But those aren’t even close to the most bizarre alt-history works Schmunk and Leeper have seen. Uchronia.net lists stories where Earth got two moons instead of one (and as a result, polytheism somehow ends up being way more popular than monotheism), the Aztecs survived and went on to build spaceships powered by human sacrifice (and battled a spacefaring Chinese empire), or America went Communist in the 1910s (leading to a world in which Ed Gein and Kurt Vonnegut both became upstanding Party leaders, for some reason).

“The most unusual one would have to be Robert Sobel’s For Want of a Nail: If Burgoyne Had Won at Saratoga, which was written as a straight history book with fake introductory material, bibliography, and all,” said Leeper. “If by weirdest, you mean weirdest world, that would probably be Richard Garfinkle’s Celestial Matters: A Novel of Alternate Science, which asks, ‘What if Aristotelian science and Ptolemaic cosmology were an accurate description of the universe?’”

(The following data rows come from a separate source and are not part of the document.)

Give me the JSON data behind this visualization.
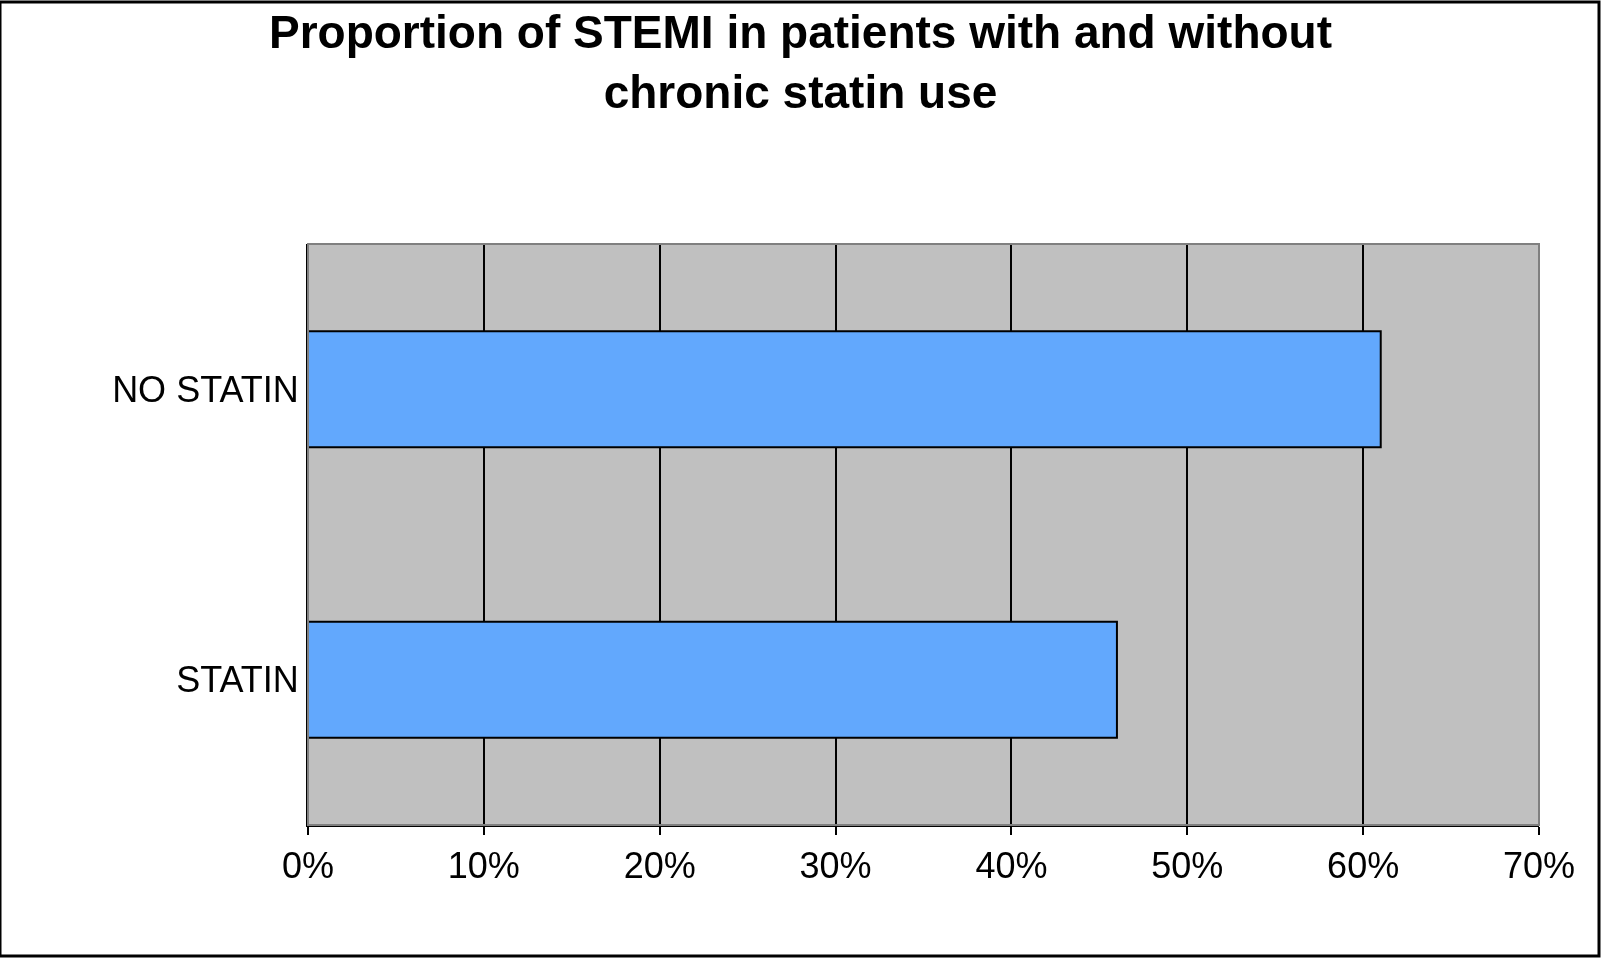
{
  "chart_data": {
    "type": "bar",
    "orientation": "horizontal",
    "title": "Proportion of STEMI in patients with and without\nchronic statin use",
    "categories": [
      "NO STATIN",
      "STATIN"
    ],
    "values": [
      61,
      46
    ],
    "color": "#62a8fd",
    "xlim": [
      0,
      70
    ],
    "xticks": [
      {
        "value": 0,
        "label": "0%"
      },
      {
        "value": 10,
        "label": "10%"
      },
      {
        "value": 20,
        "label": "20%"
      },
      {
        "value": 30,
        "label": "30%"
      },
      {
        "value": 40,
        "label": "40%"
      },
      {
        "value": 50,
        "label": "50%"
      },
      {
        "value": 60,
        "label": "60%"
      },
      {
        "value": 70,
        "label": "70%"
      }
    ],
    "grid": "x",
    "legend": false
  }
}
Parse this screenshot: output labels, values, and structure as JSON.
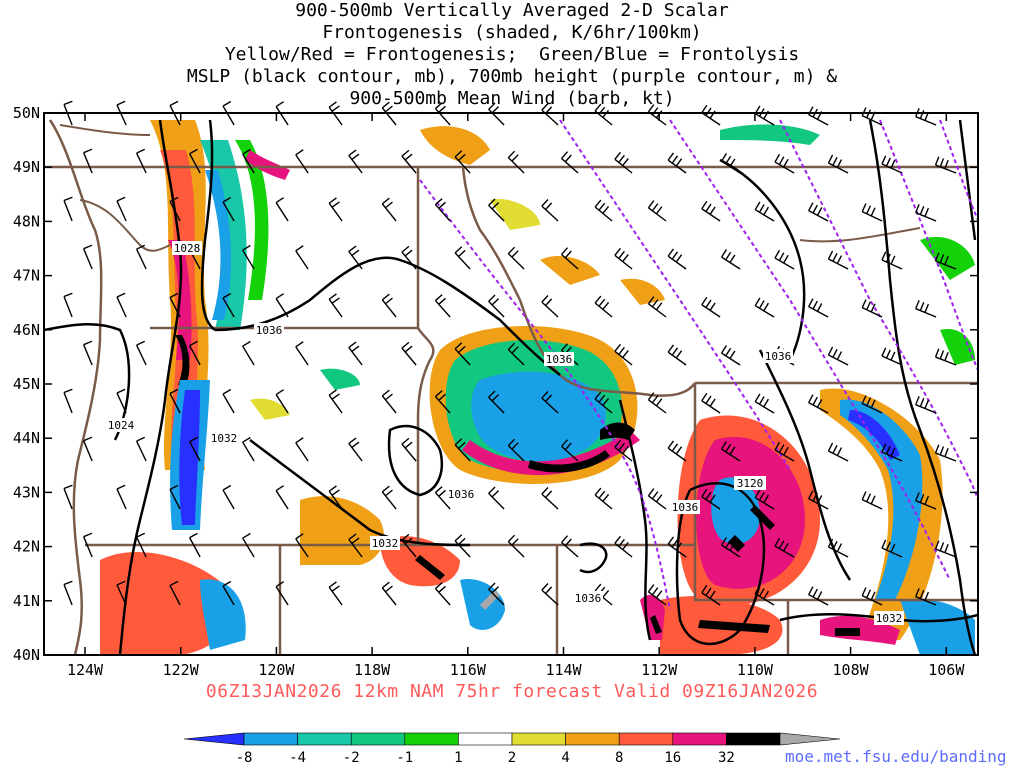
{
  "title_lines": [
    "900-500mb Vertically Averaged 2-D Scalar",
    "Frontogenesis (shaded, K/6hr/100km)",
    "Yellow/Red = Frontogenesis;  Green/Blue = Frontolysis",
    "MSLP (black contour, mb), 700mb height (purple contour, m) &",
    "900-500mb Mean Wind (barb, kt)"
  ],
  "footer": "06Z13JAN2026 12km NAM 75hr forecast Valid 09Z16JAN2026",
  "credit": "moe.met.fsu.edu/banding",
  "lat_labels": [
    "50N",
    "49N",
    "48N",
    "47N",
    "46N",
    "45N",
    "44N",
    "43N",
    "42N",
    "41N",
    "40N"
  ],
  "lon_labels": [
    "124W",
    "122W",
    "120W",
    "118W",
    "116W",
    "114W",
    "112W",
    "110W",
    "108W",
    "106W"
  ],
  "contour_labels": [
    "1028",
    "1036",
    "1024",
    "1032",
    "1036",
    "1036",
    "1032",
    "1036",
    "3120",
    "1036",
    "1036",
    "1032"
  ],
  "colorbar": {
    "labels": [
      "-8",
      "-4",
      "-2",
      "-1",
      "1",
      "2",
      "4",
      "8",
      "16",
      "32"
    ],
    "colors": [
      "#2830ff",
      "#1aa0e6",
      "#18c8a8",
      "#12c880",
      "#14d20a",
      "#ffffff",
      "#e0dc32",
      "#f0a016",
      "#ff5a3c",
      "#e6147c",
      "#000000",
      "#a8a8a8"
    ]
  },
  "colors": {
    "mslp": "#000000",
    "height700": "#a020f0",
    "borders": "#7a5a48",
    "footer": "#ff5a5a",
    "credit": "#5d6bff"
  }
}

And yet, there’s one alternate-history scenario that Schmunk wishes authors would start writing about — one in which the past decade of terrorism, ecological nightmare, and financial collapse never happened. What point of divergence could be responsible for such a world? “According to my personal liberal leanings, this ought to mean there would be more stories in which Gore became president,” he said. “But there haven’t been. So go figure.”